Ottobre 2nd, 2023 Riccardo Fucile

REGIONI DI DESTRA E SINISTRA CONTRO I TAGLI ALLA SANITA’

Avevano chiesto al governo 4 miliardi in più. Si ritrovano con due miliardi in meno. Taglio che – se la prossima manovra di bilancio confermerà la Nadef, nota di aggiornamento al Def – potrebbe essere il colpo di grazia per la disastrata sanità pubblica. E su questo i governatori sono tutti d’accordo, anche se con sfumature diverse. Dal leghista Massimiliano Fedriga (Friuli Venezia Giulia, presidente della Conferenza delle Regioni) a Stefano Bonaccini, Pd, ai vertici dell’Emilia-Romagna.
“È il momento di fare scelte coraggiose, le risorse sono limitate, né Regioni e Comuni possono fare una lista della spesa infinita – dice Fedriga -. Anche noi dobbiamo fare proposte serie, in particolare per la sanità, io penso che non saranno sufficienti le risorse per risolvere i problemi che oggi ha”. Fedriga ha parlato ieri ai microfoni di In Mezz’ora, su Rai 3. Proprio come Bonaccini. “Sulla sanità sono molto deluso – ha spiegato quest’ultimo – e spero di essere smentito a breve. Quattro miliardi di euro per me sono persino pochi e quest’anno dopo tanti anni torna al 6,5% la spesa sanitaria in rapporto al Pil. Erano anni e anni che non succedeva. E nelle previsioni del governo, se non le correggeranno, si andrà al 6,2% tra due anni. Siamo già sedicesimi per poca spesa nella Ue”. La soluzione? Per Fedriga ci sarà bisogno di potenziare la collaborazione con la sanità privata. Per Bonaccini occorre aumentare di quattro miliardi ogni anno il Fondo sanitario nazionale. Proprio come prevede il progetto di legge di iniziativa popolare rivolto al Parlamento che ha lanciato insieme al suo assessore alla Salute Raffaele Donini, che è poi anche il coordinatore della commissione Sanità della Conferenza delle Regioni, e sul quale sta raccogliendo le firme. Che sia necessario fare molti passi indietro per tornare a una spesa sanitaria in rapporto al Pil intorno al 6,5% è acclarato: parliamo del 2005. Che la spesa pro capite sia decisamente inferiore alla media della Ue a 27, lo è altrettanto: 2.609 euro contro 3.269 nel 2020. In pratica, spendiamo meno della Repubblica Ceca e di Malta, con valori molto distanti dalla Francia (3.807 euro) e soprattutto dalla Germania (4.831). Nel frattempo, le forti disuguaglianze nell’accesso alle cure crescono. Secondo l’Istat, nel 2021 l’11,1% delle persone hanno dovuto rinunciare alle cure sanitarie, nel 2022 si stima siano state il 7%, per oltre il 4% a causa delle interminabili liste d’attesa e per il 3,2% per motivi economici. Intanto lievitava la spesa out of pocket, cioè quella privata, arrivata a quota 36,5 miliardi, su un totale di 168. Ma cosa stabilisce la Nadef per un sistema tragicamente provato dalla pandemia, che ha portato a galla carenze strutturali e di personale, con lunghissime liste d’attesa? Se l’impianto previsto sarà confermato dalla manovra finanziaria, dal 6,7% del Pil (2022) si scende al 6,6% nel 2023, per poi arrivare al 6,2% dal prossimo anno.

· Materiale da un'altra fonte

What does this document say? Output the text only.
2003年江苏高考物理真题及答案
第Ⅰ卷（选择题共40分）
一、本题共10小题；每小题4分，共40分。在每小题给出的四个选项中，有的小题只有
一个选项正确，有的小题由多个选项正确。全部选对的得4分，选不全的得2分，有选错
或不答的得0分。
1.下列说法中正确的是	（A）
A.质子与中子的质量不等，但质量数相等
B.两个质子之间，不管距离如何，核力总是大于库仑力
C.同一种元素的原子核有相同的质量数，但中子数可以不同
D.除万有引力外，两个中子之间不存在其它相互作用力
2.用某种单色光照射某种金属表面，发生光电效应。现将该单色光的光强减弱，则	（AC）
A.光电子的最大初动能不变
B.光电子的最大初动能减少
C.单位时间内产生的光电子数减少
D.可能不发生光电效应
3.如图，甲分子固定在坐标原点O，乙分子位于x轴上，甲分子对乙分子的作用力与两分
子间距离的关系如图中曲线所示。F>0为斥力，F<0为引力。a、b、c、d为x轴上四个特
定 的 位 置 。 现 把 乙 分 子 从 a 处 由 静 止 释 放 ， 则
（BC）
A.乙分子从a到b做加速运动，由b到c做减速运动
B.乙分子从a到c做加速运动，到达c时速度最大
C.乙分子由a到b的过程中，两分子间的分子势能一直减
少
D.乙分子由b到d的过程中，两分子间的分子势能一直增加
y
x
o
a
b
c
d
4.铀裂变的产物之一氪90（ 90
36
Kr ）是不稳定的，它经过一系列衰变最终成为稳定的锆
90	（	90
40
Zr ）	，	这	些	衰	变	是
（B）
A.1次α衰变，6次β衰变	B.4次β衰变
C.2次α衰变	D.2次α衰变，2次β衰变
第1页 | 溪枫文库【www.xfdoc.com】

Esattamente quanto previsto dal Def (Documento di economia e finanza del 2022, governo Draghi), che fissava la spesa in rapporto al Pil al 6,2% nel 2025.
È passato un mese e mezzo circa da quando le Regioni chiesero al ministro della Salute Orazio Schillaci di prevedere immediatamente per la sanità quei quattro miliardi in più. Ora la doccia gelata. Le conseguenze? “Se sarà tutto confermato il sistema sanitario non potrebbe più restare in piedi nemmeno nelle regioni che stanno assicurando l’assistenza sanitaria ai cittadini che provengono da altre aree del Paese – dice Raffaele Donini -. Mi auguro che questa Nadef scritta sull’acqua possa essere smentita”. La mobilità sanitaria – dato aggiornato al 2020, sulla base del report della Fondazione Gimbe – ha raggiunto un valore che supera i tre miliardi, in contrazione a causa della pandemia, che ha fortemente limitato gli spostamenti (nel 2018 superava i 4,6 miliardi). A ricorrere a cure fuori dalla propria regione sono soprattutto calabresi, campani, siciliani, lucani, sardi, pugliesi e abruzzesi. E ad accogliere di più sono ancora una volta le regioni del Centro-Nord, Emilia-Romagna in testa, seguita dalla Lombardia, dal Veneto e dalla Toscana. Le tre regioni con il maggiore indice di fuga sempre nel 2020 hanno generato debiti per oltre 300 milioni. Se ciò che prefigura Donini dovesse avverarsi a farne tragicamente le spese, prima di tutte le altre e ancora una volta, saranno le regioni del Meridione.
(dxa Il Fatto Quotidiano)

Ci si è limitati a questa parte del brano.